Facts about Tower Hamlets
Tower Hamlets History
The London Borough of Tower Hamlets forms the core of the East End. It lies east of the ancient walled City of London and north of the River Thames. The use of the term “East End” in a pejorative sense began in the late 19th century, as the expansion of the population of London led to extreme overcrowding throughout the area and a concentration of poor people and immigrants in the districts that made it up.

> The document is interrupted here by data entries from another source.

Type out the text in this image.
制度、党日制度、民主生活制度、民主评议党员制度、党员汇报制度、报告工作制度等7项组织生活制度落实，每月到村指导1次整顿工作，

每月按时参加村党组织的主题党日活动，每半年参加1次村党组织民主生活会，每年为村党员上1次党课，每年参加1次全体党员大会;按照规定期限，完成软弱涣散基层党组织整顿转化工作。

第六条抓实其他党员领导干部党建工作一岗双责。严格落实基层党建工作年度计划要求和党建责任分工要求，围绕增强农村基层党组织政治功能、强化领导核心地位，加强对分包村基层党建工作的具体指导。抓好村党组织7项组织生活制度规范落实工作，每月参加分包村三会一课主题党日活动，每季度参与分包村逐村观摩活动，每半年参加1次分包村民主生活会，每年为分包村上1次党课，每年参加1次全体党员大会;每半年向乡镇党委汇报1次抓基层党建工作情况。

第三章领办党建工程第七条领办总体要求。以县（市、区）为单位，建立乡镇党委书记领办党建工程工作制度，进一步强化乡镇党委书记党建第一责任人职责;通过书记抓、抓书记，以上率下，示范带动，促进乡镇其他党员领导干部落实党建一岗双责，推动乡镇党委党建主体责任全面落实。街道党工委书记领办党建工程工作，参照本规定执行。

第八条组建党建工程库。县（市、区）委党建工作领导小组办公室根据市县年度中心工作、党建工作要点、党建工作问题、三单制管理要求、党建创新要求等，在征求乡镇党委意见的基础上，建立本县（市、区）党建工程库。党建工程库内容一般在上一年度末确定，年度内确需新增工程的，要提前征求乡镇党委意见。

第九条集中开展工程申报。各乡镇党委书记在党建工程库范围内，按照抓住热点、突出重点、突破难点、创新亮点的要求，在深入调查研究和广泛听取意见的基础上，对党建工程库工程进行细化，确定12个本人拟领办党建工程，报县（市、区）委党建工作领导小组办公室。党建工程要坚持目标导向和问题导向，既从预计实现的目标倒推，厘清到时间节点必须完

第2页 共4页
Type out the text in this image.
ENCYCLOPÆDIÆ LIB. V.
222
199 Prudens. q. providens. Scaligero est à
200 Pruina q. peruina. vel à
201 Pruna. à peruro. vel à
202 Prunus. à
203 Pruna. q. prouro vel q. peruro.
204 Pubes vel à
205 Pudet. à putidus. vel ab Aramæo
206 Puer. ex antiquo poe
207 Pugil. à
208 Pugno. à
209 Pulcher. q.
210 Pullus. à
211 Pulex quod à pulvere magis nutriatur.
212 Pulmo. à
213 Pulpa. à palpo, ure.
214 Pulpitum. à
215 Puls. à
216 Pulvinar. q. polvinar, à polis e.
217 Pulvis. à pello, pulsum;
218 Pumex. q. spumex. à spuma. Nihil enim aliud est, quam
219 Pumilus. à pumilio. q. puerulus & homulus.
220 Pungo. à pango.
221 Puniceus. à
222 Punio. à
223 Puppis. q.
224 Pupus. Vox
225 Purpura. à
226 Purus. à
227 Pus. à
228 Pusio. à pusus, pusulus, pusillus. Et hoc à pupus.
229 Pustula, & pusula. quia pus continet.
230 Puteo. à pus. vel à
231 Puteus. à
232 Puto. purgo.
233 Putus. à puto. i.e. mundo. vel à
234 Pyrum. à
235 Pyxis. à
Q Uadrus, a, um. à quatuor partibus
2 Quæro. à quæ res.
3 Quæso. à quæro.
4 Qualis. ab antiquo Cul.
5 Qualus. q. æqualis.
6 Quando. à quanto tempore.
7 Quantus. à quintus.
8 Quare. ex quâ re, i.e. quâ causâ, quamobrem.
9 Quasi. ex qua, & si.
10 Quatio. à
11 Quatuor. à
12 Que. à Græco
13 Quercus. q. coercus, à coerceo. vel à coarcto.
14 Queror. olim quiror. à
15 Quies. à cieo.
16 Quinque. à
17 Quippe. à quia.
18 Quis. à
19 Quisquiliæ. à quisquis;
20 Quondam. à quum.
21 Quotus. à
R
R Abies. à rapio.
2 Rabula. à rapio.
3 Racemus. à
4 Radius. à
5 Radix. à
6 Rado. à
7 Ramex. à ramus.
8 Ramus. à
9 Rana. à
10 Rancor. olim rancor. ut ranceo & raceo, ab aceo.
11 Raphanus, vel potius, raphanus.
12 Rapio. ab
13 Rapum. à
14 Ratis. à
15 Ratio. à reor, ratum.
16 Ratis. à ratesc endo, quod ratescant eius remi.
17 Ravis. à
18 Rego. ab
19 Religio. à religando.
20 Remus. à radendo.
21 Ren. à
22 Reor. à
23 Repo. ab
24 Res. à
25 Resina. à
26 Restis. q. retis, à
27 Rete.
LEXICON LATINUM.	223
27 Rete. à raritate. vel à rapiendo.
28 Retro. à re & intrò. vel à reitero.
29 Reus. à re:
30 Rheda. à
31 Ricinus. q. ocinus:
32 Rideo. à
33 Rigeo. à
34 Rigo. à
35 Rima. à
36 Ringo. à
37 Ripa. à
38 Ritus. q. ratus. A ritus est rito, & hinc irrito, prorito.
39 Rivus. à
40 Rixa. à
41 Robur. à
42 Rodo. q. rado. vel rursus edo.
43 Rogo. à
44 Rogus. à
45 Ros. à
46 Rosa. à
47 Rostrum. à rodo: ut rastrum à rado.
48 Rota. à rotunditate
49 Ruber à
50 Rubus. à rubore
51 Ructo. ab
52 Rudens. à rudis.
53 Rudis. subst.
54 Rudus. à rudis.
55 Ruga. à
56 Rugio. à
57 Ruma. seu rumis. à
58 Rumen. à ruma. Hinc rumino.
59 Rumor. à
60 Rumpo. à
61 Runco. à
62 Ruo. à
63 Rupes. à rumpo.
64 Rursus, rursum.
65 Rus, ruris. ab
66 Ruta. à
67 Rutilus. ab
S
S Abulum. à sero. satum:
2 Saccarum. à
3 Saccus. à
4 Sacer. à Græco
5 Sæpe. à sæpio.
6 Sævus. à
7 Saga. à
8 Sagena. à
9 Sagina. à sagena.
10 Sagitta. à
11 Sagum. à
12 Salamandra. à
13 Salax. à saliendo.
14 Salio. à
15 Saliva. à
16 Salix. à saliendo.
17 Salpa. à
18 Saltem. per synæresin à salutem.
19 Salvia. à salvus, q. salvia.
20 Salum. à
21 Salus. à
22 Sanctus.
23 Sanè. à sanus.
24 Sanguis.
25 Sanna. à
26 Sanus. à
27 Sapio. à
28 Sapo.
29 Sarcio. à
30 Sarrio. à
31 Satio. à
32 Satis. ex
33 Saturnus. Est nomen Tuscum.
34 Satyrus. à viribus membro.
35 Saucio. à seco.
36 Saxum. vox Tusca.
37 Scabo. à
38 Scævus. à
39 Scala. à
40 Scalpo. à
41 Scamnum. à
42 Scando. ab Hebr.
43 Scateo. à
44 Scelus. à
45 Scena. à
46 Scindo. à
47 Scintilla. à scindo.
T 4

Originally it was an area characterized by villages clustered around the City walls or along the main roads, surrounded by farmland, with marshes and small communities by the River, serving the needs of shipping and the Royal Navy. Until the arrival of formal docks, shipping was required to land goods in the Pool of London, but industries related to construction, repair, and victualling of ships flourished in the area from Tudor times.
General Info
The London Borough of Tower Hamlets is a London borough located in East London; it covers much of the traditional East End. It was formed in 1965 from the merger of the former metropolitan boroughs of Stepney, Poplar, and Bethnal Green. The new authority’s unusual name was taken from an alternative title for the Tower Division; the area of south-east Middlesex, focused on the area of the modern borough, which owed military service to the Tower of London.
Many of the tallest buildings in London occupy the center of the Isle of Dogs in the south of the borough. A part of the Queen Elizabeth Olympic Park is in Tower Hamlets. The borough has a population of 272,890, which includes one of the highest Muslim populations in the country and has an established British Bangladeshi business and residential community.